France, US join Comoros plane crash search

France, US join Comoros plane crash search
Comment E-mail Print Share
First Published: Wed, Jul 01 2009. 12 46 PM IST
Updated: Wed, Jul 01 2009. 12 46 PM IST
Moroni: French and US aircraft joined a flotilla of local boats on Wednesday combing the Indian Ocean waters where an Airbus A310-300 went down off the Comoros archipelago with 153 people on board, almost all feared dead.
Just one survivor — a 14-year-old Franco-Comoran girl — has been found in the sea after the plane crashed as it came in to land at the capital Moroni under darkness on Tuesday morning.
The girl, identified as Bakari Bahia, had cuts to her face and a fractured collar-bone, but was stable overnight,
“Her health is not in danger. She is very calm given the shock she suffered,” local surgeon Ben Imani told the agency at Moroni’s El Marouf hospital.

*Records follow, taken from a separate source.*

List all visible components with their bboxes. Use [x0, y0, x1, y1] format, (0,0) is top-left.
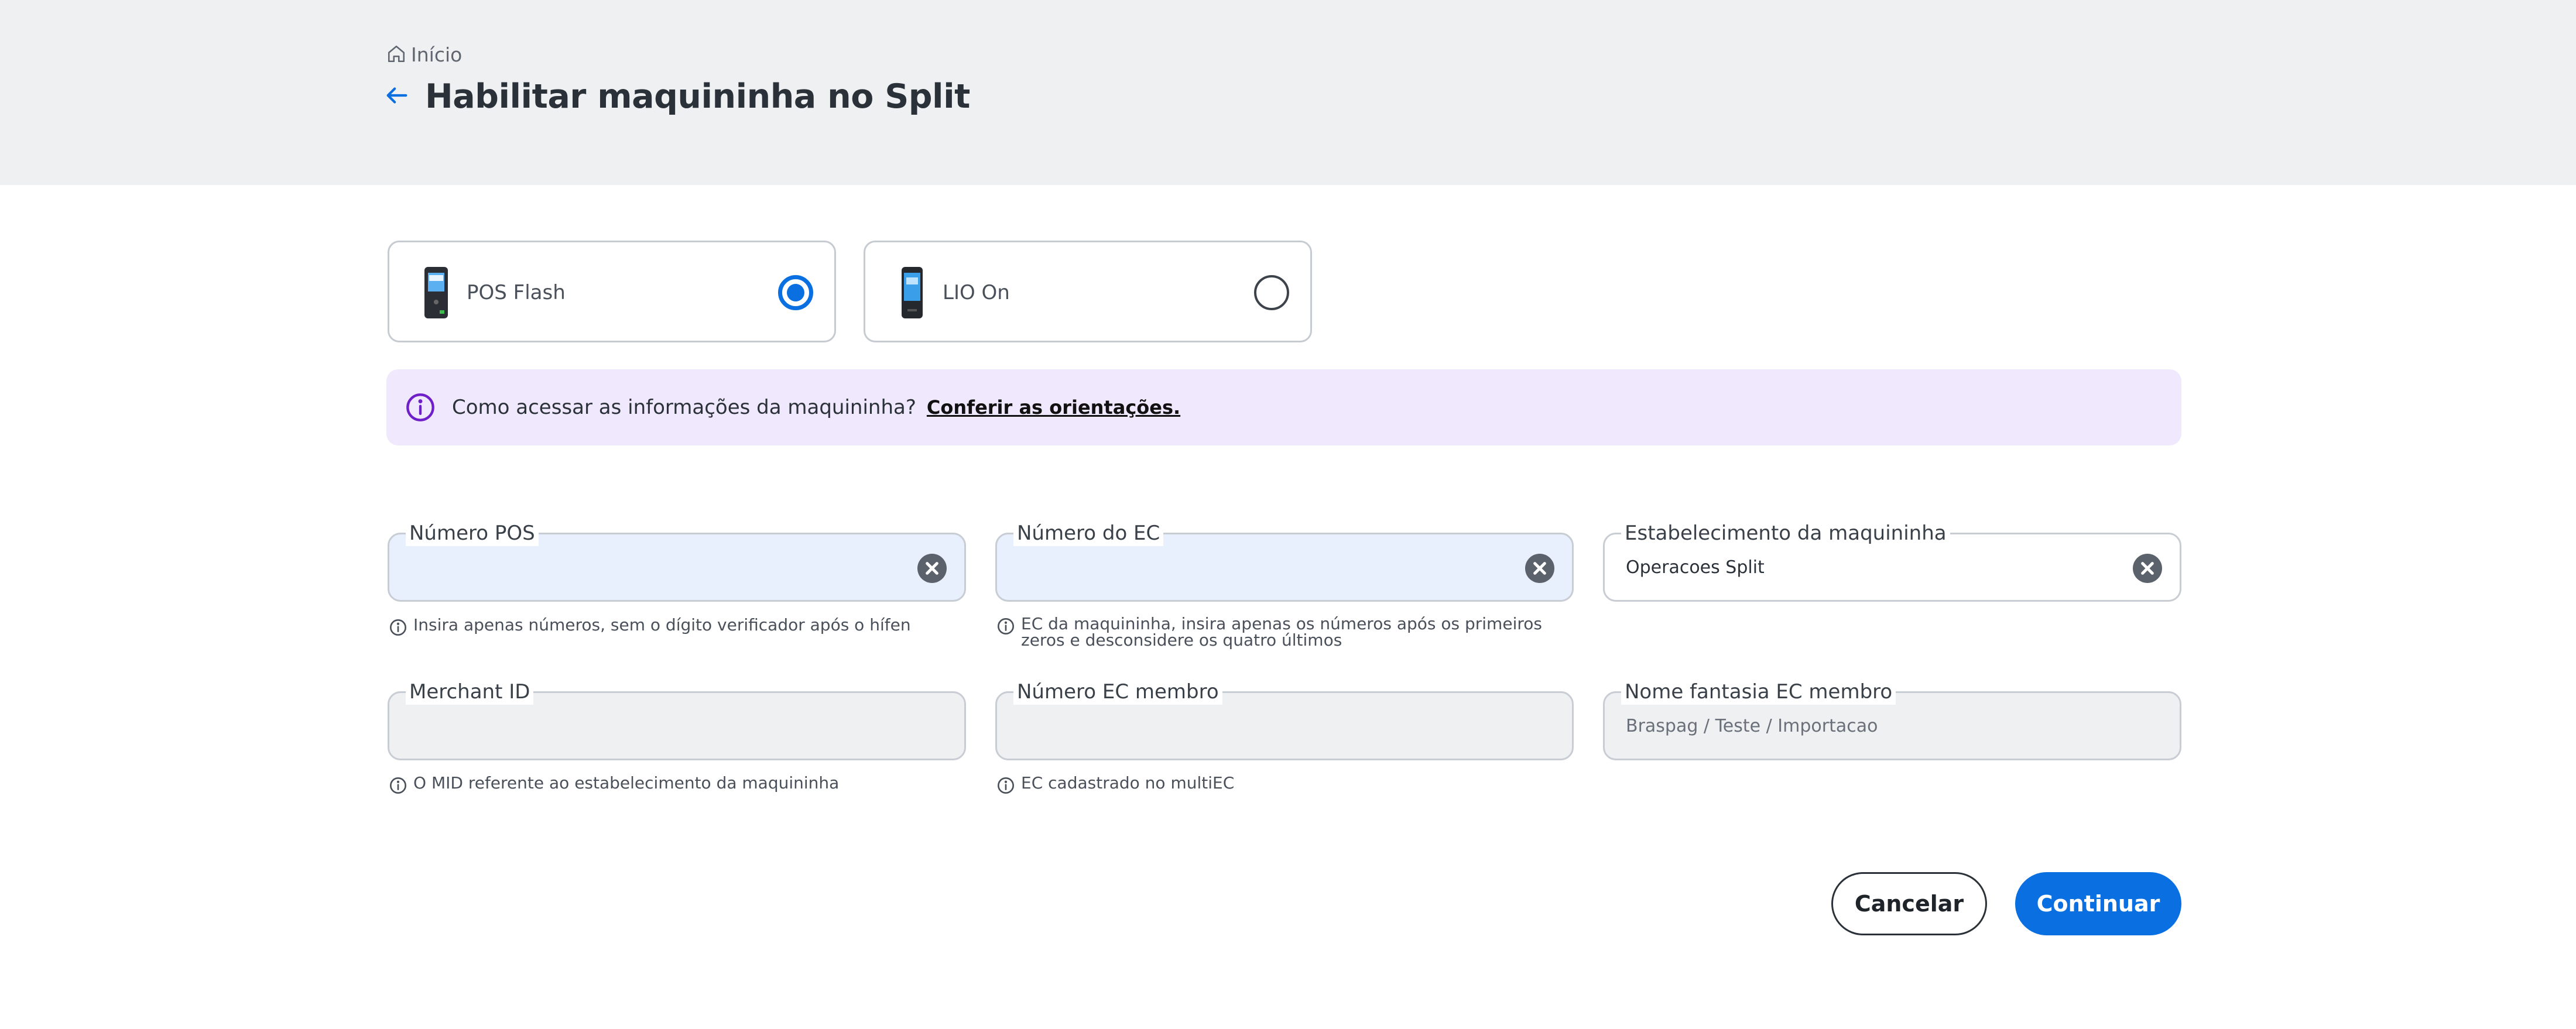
device-label: LIO On	[943, 281, 1010, 304]
page-title: Habilitar maquininha no Split	[425, 77, 970, 116]
numero-pos-input[interactable]	[410, 534, 914, 600]
hint-line-2: zeros e desconsidere os quatro últimos	[1021, 630, 1342, 650]
estabelecimento-input[interactable]	[1626, 534, 2129, 600]
page-header: Início Habilitar maquininha no Split	[0, 0, 2576, 185]
lio-terminal-icon	[899, 267, 925, 318]
pos-terminal-icon	[423, 267, 449, 318]
numero-pos-hint: Insira apenas números, sem o dígito veri…	[389, 617, 911, 639]
numero-ec-membro-field[interactable]: Número EC membro	[995, 679, 1574, 760]
arrow-left-icon	[383, 82, 410, 111]
guidelines-link[interactable]: Conferir as orientações.	[927, 396, 1180, 419]
breadcrumb-home-link[interactable]: Início	[411, 43, 462, 66]
device-label: POS Flash	[467, 281, 566, 304]
hint-text: Insira apenas números, sem o dígito veri…	[413, 615, 911, 634]
hint-text: EC da maquininha, insira apenas os númer…	[1021, 616, 1542, 649]
nome-fantasia-input[interactable]	[1626, 693, 2129, 759]
cancel-button[interactable]: Cancelar	[1831, 872, 1987, 935]
info-text: Como acessar as informações da maquininh…	[452, 396, 916, 419]
continue-button[interactable]: Continuar	[2015, 872, 2181, 935]
numero-pos-field[interactable]: Número POS	[388, 520, 966, 602]
numero-ec-input[interactable]	[1018, 534, 1522, 600]
numero-ec-hint: EC da maquininha, insira apenas os númer…	[996, 616, 1542, 649]
device-option-pos-flash[interactable]: POS Flash	[388, 241, 836, 342]
nome-fantasia-field[interactable]: Nome fantasia EC membro	[1603, 679, 2181, 760]
home-icon	[386, 44, 406, 66]
estabelecimento-field[interactable]: Estabelecimento da maquininha	[1603, 520, 2181, 602]
merchant-id-field[interactable]: Merchant ID	[388, 679, 966, 760]
numero-ec-field[interactable]: Número do EC	[995, 520, 1574, 602]
clear-icon[interactable]	[2133, 554, 2162, 583]
breadcrumb[interactable]: Início	[386, 43, 462, 66]
device-option-lio-on[interactable]: LIO On	[864, 241, 1312, 342]
clear-icon[interactable]	[917, 554, 947, 583]
numero-ec-membro-input[interactable]	[1018, 693, 1522, 759]
info-circle-icon	[389, 775, 407, 797]
hint-text: O MID referente ao estabelecimento da ma…	[413, 773, 840, 793]
radio-selected[interactable]	[778, 275, 813, 310]
merchant-id-hint: O MID referente ao estabelecimento da ma…	[389, 775, 839, 797]
numero-ec-membro-hint: EC cadastrado no multiEC	[996, 775, 1234, 797]
info-circle-icon	[996, 775, 1015, 797]
radio-unselected[interactable]	[1254, 275, 1289, 310]
info-circle-icon	[389, 617, 407, 639]
info-circle-icon	[996, 616, 1015, 638]
clear-icon[interactable]	[1525, 554, 1554, 583]
merchant-id-input[interactable]	[410, 693, 914, 759]
info-icon	[405, 392, 436, 423]
hint-text: EC cadastrado no multiEC	[1021, 773, 1235, 793]
info-banner: Como acessar as informações da maquininh…	[386, 369, 2181, 445]
back-button[interactable]	[382, 81, 412, 112]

Sixty-six French nationals were aboard the doomed flight, Paris officials said. Though a full list has not yet been published, a Yemeni official said there were also nationals from Canada, Comoros, Ethiopia, Indonesia, Morocco, the Palestinian territories, the Philippines and Yemen on board.
The plane was flying the final leg of a trip from Paris and Marseille to Comoros via Yemen.
The 14-year-old girl was picked up during rescue efforts on Tuesday by local fishermen and speedboats sent by authorities on the main island, Grande Comore.
With a population of around 800,000, the formerly French-ruled Comoros archipelago comprises three islands off mainland east Africa and just north-west of Madagascar.
Comoran officials said that France had sent a plane, and was also moving two ships into the area, on Wednesday to launch a formal search operation. The US also sent a helicopter to help, and a plane with supplies.
“We are meeting now with the French and American teams to coordinate our actions,” said Colonel Ismael Moegni Daho, head of the local Centre for Rescue Operations and Civil Protection.
The crashed plane was the second Airbus to plunge into the sea this month. An Air France Airbus A330-200 crashed into the Atlantic Ocean killing 228 people on board on 1 June.
French Ban
The Paris-Marseille-Yemen leg of the Yemenia flight was flown by an Airbus A330. In Sanaa, those passengers who were flying on to the Comoros changed onto a second Yemenia plane, the A310 that crashed.
French transport minister Dominique Bussereau said France had banned the Yemenia A310 from French soil after faults were found in a test in 2007.
“The question we are asking ... is whether you can collect people in a normal way on French territory and then put them in a plane that does not ensure their security. We do not want this to happen again,” he told the I-tele television channel.
But Yemen’s transport minister said the plane was thoroughly checked in May under Airbus supervision.
“It was a comprehensive inspection carried out in Yemen ... with experts from Airbus,” Khaled Ibrahim al-Wazeer told the agency from Sanaa. “It was in line with international standards.”
In France, mourning expatriate Comorans said the crash had been an accident waiting to happen.
“Yemenia was the cheapest of all the ‘rubbish companies´ with a near-monopoly on this destination,” said Farid Soilihi, president of the pressure group “SOS-Voyages to the Comoros.”
Yemenia is 51% owned by Yemen and 49% by Saudi Arabia. Its fleet includes two Airbus 330-200s, four Airbus 310-300s and four Boeing 737-800s, according to its website.
Airbus said it was dispatching a team of investigators to the Comoros. It said the aircraft was built in 1990 and had been used by Yemenia since 1999. Its engines were built by Pratt and Whitney, a unit of United Technologies.
A Yemenia official said there were 142 passengers including three infants, and 11 crew. The weather was rough — with high winds — but the cause of the crash was still unknown.
France and the Comoros have enjoyed close ties since the islands’ independence in 1975. France estimates 200,000 people from Comoros live in mainland France, and remittances from France are an important part of the islands’ economy.